Mientras tanto, un nuevo acontecimiento, que movía mi corazón más que ningún otro, vino a amargar mis preocupaciones.
Deseaba despedirme de mi amigo y del que había sido como hermano de sangre. Widukind residía en Fulda en el más estricto aislamiento, como también vivía su hija, que se ocupaba maternalmente de su joven hermano. Pero no fue posible encontrarlo en momento alguno, y esto entristeció mis días. Las largas horas en el scriptorium al dictado de Edgardo pasaban raudas aquel invierno, y el mundo envejecía día a día, mientras las noticias de la cacería eran confusas. No se hablaba de otra cosa en las cocinas que de aquel monstruo. La oscuridad se volvió más densa que nunca y nadie osó pisar las tinieblas, incluso en el entorno de la abadía o en la aldea. Los caminos quedaban desiertos en la noche, y los andantes de aquellos tiempos evitaban la región o permanecían agrupados hasta el amanecer.

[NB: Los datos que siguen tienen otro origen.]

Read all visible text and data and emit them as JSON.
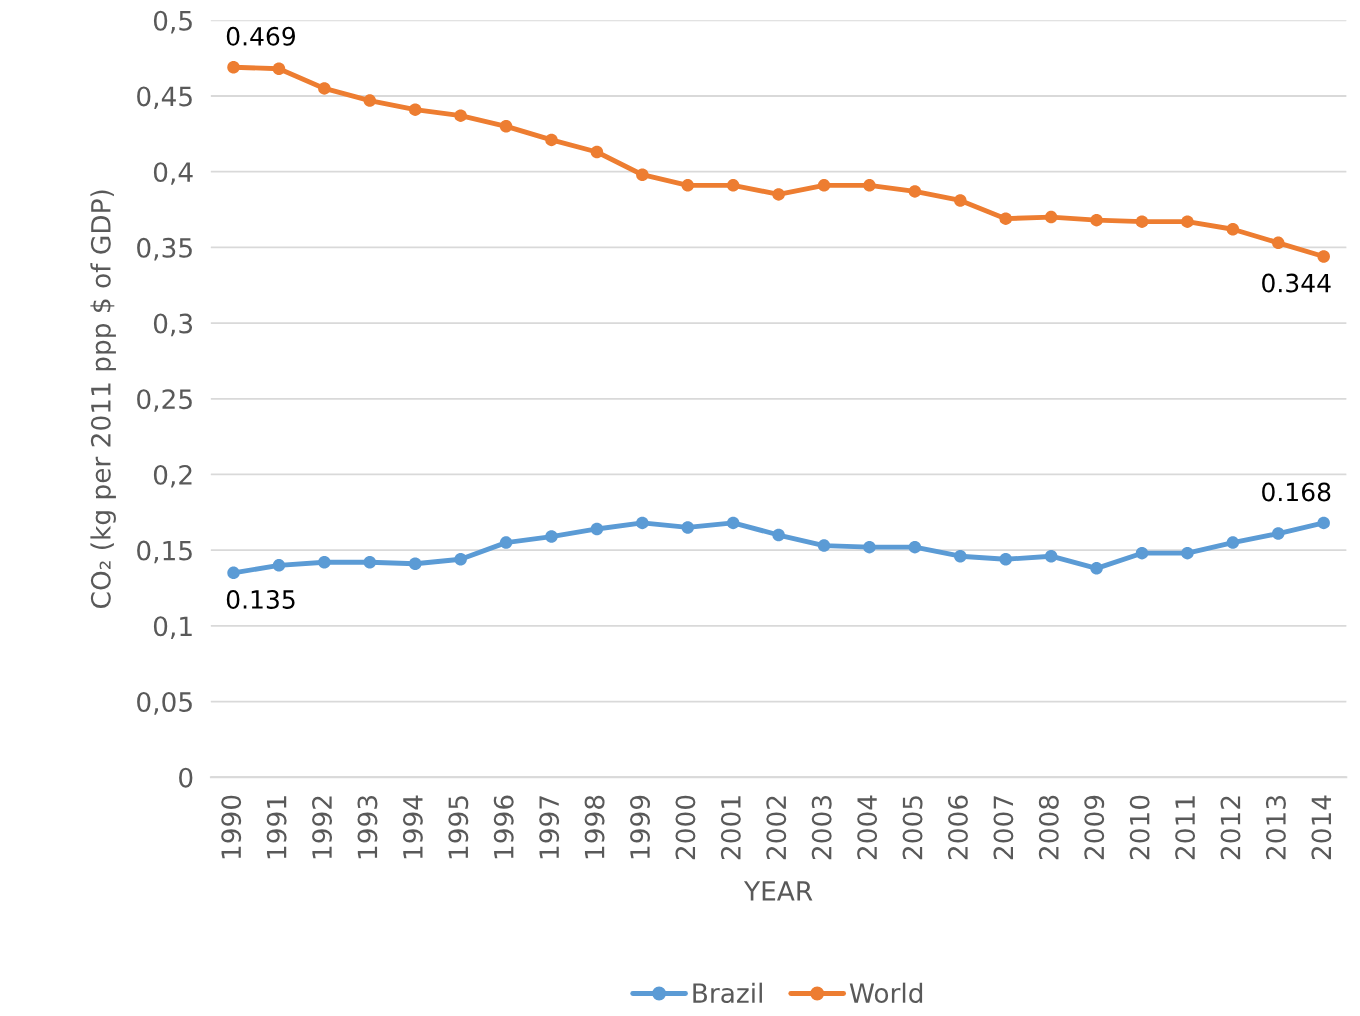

Llegó a sus oídos, también, lo referente a la muerte de Alfredo, que ya era un cuento de biblioteca y que algunos hermanos, inclinados a las historias de los herejes, anotaron. En una breve crónica que rememoraba todas las ejecuciones heréticas que habían sido presenciadas en Reims, se encontró con las curiosidades de cada caso, y allí estaban escritas las palabras que Alfredo pronunció sin pausa con sus últimas fuerzas mientras su mujer era torturada y quemada, antes de que los verdugos le arrancasen la nariz y lo ahogasen en su propia sangre.
Con lágrimas en los ojos, y piedad sin límites, leí los versos de la maldición que Alfredo lanzó a la multitud:
Siete arcángeles custodian
Veinte arcos de rosas,
Con nueve a su vera suman la entera eternidad,
Y donde nada hay nada se encuentra.
Estaba convencido de que Alfredo lo había hecho con alguna intención oculta y última, y las largas disquisiciones que el autor adscribía a esta profecía o maldición me resultaron tan erróneas como movidas por la morbosa curiosidad humana cuando se siente motivada por la lujuria de la tortura, en el delirio de inocencia que causa alivio en quienes se sienten renacer ante la aniquilación de otro ser humano, cargado de culpas inapelables.
Por esas razones me había abstenido de mi condición de benedictino y no había entrado en Fulda como un hermano, temeroso de los interrogatorios a los que sería sometido y deseoso de desvelar la verdad, esa final y nebulosa incertidumbre que nublaba mi vida y que se ocultaba detrás de mantos negros, envuelta en todos ellos, siempre inalcanzable como en una permanente oscuridad.
Consciente de mis culpas, preferí retenerlas un tiempo más hasta esclarecer los hechos de mi vida. Para ello, me había propuesto reunirme con Widukind, pero esto pronto pareció imposible, aunque él estuviese escondido detrás de aquellos espesos sillares que con sus hiladas aseguraban recintos impenetrables en los cimientos de la abadía. Así, el enigma que Alfredo me arrojaba desde el umbral de la muerte me alcanzó como un rayo y no me dejó en paz un solo momento.
Más fuerte fue este impulso cuando las noticias de la muerte de Remigio el Piadoso llegaron a Fulda y fueron comentadas con fervor en la biblioteca. Según los emisarios, una compañía de caballerías se había destacado en busca del templo, el cual doblegaron a pesar de la resistencia que los seguidores del heresiarca opusieron. Sin embargo, según ciertos soldados, cuando lo conquistaron ya estaba en llamas. No me cabía duda alguna de que el propio Remigio lo había entregado al fuego para evitar el saqueo de sus secretos por parte de los perros del Rey. Con esta noticia, Sajonia ya había sido reducida, y junto a esta nueva se habló de la deportación de miles de sajones, ordenada por la corte de Carlomagno, impidiendo otros levantamientos.
Los cuentos de la Lanza de Longinos también circularon, y se comentaron más que nunca los rumores sobre el pálido Parzival, su misión, sus visiones, su conversión tanto tiempo atrás, y que al fin había retornado con la lanza misteriosa. Pocos días después una comitiva que venía para emprender nuevas redadas en busca del asesino que atormentaba la región escoltaba al mismísimo Parzival. Las antorchas circulaban en orden y los caballos tomaron la pradera detrás de los edificios de la abadía. No supieron si la Lanza de Longinos, o los restos de la misma, venían en las manos de Parzival, o si sería custodiada allí, pero lo que quedó claro es que el propio Parzival había llegado en compañía de su mentor, Arnauld de Goth, y entonces negros presagios volvieron a embargar mi alma.